Compressing those six parts into a single film means the fit is far from Cinderella perfect. The dots are connected but barely. Characters don't have the luxury of backgrounds and there's so much ground to cover that you may feel as if you missed 10 minutes when you were there from the get-go.
In his first starring role in more than seven years, Mel Gibson plays Thomas Craven, a longtime Boston homicide detective and doting single father to 24-year-old Emma (Bojana Novakovic). She comes home for a visit and hasn't even unpacked when she falls ill and is on the way out the front door with her dad when she is ambushed and shot to death.
Everyone naturally assumes the cop was the intended victim until Thomas begins to suspect that Emma was the target all along.
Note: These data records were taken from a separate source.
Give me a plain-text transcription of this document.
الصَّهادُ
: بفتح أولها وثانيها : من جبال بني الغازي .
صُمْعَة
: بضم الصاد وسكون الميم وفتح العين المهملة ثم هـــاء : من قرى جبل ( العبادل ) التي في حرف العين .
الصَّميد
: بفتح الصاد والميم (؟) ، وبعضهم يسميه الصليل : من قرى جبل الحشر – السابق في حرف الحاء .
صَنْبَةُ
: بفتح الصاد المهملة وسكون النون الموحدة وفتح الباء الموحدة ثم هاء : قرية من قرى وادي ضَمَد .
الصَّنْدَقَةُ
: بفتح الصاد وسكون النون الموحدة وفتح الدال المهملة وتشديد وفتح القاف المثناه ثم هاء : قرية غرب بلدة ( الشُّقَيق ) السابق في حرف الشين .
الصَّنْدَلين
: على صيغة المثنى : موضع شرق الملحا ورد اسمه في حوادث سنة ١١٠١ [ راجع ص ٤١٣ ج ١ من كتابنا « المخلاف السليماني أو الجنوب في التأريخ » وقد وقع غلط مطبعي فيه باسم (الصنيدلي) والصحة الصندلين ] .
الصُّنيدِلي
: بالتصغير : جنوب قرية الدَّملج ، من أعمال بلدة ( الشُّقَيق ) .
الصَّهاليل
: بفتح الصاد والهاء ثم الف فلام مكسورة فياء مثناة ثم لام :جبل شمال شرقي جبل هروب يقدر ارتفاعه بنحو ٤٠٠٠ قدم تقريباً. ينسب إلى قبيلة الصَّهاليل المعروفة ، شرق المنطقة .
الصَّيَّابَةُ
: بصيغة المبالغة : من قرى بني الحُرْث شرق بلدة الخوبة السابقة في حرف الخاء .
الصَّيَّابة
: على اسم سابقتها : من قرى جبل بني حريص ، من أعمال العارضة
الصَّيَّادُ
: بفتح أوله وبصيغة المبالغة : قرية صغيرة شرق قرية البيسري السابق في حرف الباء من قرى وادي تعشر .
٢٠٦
That draws him into the world of Northmoor -- Emma's employer that has something to do with nuclear stockpiles and hush-hush government contracts -- her co-worker and boyfriend (Shawn Roberts), their boss (Danny Huston), a mysterious government operative named Darius Jedburgh (Ray Winstone) and assorted politicians, lawyers and others.
Thomas isn't just on the edge of darkness before long but in its hazardous heart. The violence here is lightning-fast, bloody and generally arriving out of nowhere.
Mr. Gibson may have been missing from the screen since "The Singing Detective," "Signs" and "We Were Soldiers," but he hasn't lost a beat. His face is sun-beaten and furrowed and his action-hero stature is minimized by putting him alongside taller or beefier actors in many scenes, but Mr. Gibson is as riveting as ever.
He and Mr. Winstone have a nice, low-key rapport as they thrust and parry, trying to figure out who the other is and what he's capable of.
They share a running joke about how everything is illegal in Massachusetts and deliver crisp one-liners, such as "We live a while and then we die sooner than we planned" and "You had better decide whether you're hanging on the cross or bangin' in the nails."
But the movie, despite having much ground to cover, slows at times, and cathartic scenes at the end don't bring the satisfaction they should.
With Martin Campbell ("Casino Royale") directing and an adaptation co-written by the Oscar winner William Monahan ("The Departed"), the ingredients would seem to be there.
In the end, "Edge" plays too much like a highlight reel with lots of questions asked but not answered in full.